From the numerical experiments and results, it can be concluded that the tournament-based hybrid algorithms stabilize the results of a complicated optimization problem than its parent algorithm with lesser computational costs (i.e., memory allocation, function evaluations, CPU times, etc.)

Fig. 9
figure 9

Sensitivity with respect to A

Fig. 10
figure 10

Sensitivity with respect to \(c_b\)

Fig. 11
figure 11

Sensitivity with respect to \(C_0\)

Fig. 12
figure 12

Sensitivity with respect to \(\beta _1\)

Fig. 13
figure 13

Sensitivity with respect to \(\theta _0\)

Fig. 14
figure 14

Sensitivity with respect to \(w_p\)

Fig. 15
figure 15

Sensitivity with respect to h

Fig. 16
figure 16

Sensitivity with respect to \(\alpha \)

9 Limitations and future research scope

Firstly, the proposed methodologies are based on advanced quantum-behaved particle swarm optimization (AQPSO/AGQPSO/GQPSO) and binary tournamenting process.

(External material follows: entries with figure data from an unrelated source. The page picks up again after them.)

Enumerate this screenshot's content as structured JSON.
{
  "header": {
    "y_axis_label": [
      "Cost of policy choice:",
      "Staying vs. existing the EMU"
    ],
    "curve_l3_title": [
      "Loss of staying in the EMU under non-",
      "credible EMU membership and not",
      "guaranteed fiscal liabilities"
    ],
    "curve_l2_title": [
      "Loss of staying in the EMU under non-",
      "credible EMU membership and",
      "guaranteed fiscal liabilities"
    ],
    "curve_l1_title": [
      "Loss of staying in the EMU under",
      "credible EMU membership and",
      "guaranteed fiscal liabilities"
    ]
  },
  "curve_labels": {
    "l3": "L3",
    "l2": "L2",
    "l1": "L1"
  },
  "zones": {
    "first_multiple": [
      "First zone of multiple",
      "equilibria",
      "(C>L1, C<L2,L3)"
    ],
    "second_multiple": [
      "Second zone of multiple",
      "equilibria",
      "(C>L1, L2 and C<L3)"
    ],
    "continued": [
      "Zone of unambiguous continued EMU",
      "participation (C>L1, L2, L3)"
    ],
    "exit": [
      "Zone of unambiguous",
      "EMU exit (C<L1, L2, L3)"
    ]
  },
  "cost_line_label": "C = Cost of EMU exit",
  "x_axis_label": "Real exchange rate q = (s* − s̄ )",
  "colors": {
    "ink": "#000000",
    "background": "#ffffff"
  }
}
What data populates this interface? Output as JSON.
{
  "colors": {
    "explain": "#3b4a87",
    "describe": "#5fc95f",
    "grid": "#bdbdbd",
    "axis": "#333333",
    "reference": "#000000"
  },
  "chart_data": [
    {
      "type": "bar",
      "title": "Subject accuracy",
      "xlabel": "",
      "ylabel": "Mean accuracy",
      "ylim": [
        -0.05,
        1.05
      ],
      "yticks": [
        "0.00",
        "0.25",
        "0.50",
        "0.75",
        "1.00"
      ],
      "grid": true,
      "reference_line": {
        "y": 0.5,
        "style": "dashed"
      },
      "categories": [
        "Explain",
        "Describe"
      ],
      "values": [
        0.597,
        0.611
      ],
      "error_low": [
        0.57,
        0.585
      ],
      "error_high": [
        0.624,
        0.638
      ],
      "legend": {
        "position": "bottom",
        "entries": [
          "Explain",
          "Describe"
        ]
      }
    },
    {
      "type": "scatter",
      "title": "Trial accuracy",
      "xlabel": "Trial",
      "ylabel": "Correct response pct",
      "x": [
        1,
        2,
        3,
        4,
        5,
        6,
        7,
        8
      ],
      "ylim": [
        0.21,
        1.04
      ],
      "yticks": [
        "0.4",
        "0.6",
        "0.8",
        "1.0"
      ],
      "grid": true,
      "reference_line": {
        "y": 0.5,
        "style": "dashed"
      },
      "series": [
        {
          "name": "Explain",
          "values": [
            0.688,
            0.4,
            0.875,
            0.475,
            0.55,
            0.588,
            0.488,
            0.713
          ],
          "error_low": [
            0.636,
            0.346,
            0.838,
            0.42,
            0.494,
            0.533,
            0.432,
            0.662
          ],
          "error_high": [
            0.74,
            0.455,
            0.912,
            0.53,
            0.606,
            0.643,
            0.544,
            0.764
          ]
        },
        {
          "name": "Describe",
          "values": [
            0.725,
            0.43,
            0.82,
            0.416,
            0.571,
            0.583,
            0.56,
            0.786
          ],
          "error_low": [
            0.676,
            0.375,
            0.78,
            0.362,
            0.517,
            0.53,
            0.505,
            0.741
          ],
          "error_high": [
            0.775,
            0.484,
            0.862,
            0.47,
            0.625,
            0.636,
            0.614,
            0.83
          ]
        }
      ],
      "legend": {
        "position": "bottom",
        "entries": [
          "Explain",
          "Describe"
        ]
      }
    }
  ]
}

In these methodologies, initially 4 swarms/populations (teams) are considered. Then in different rounds, populations are updated by (AQPSO/AGQPSO/GQPSO). So, there is no scope to compare the efficiencies of the methodologies with respect to convergence diagram. Besides, these methodologies work better with suitable swarm size with suitable generations.

Further, this study can be extended by considering several realistic assumptions such as advance payment scheme, time-dependent production rate, time-dependent demand, trade credit facility, inflation, overtime production, etc. This model may also be extended to take interval-valued demand rate, defective rate and different inventory costs. Finally, anyone can extend this model by taking green production process.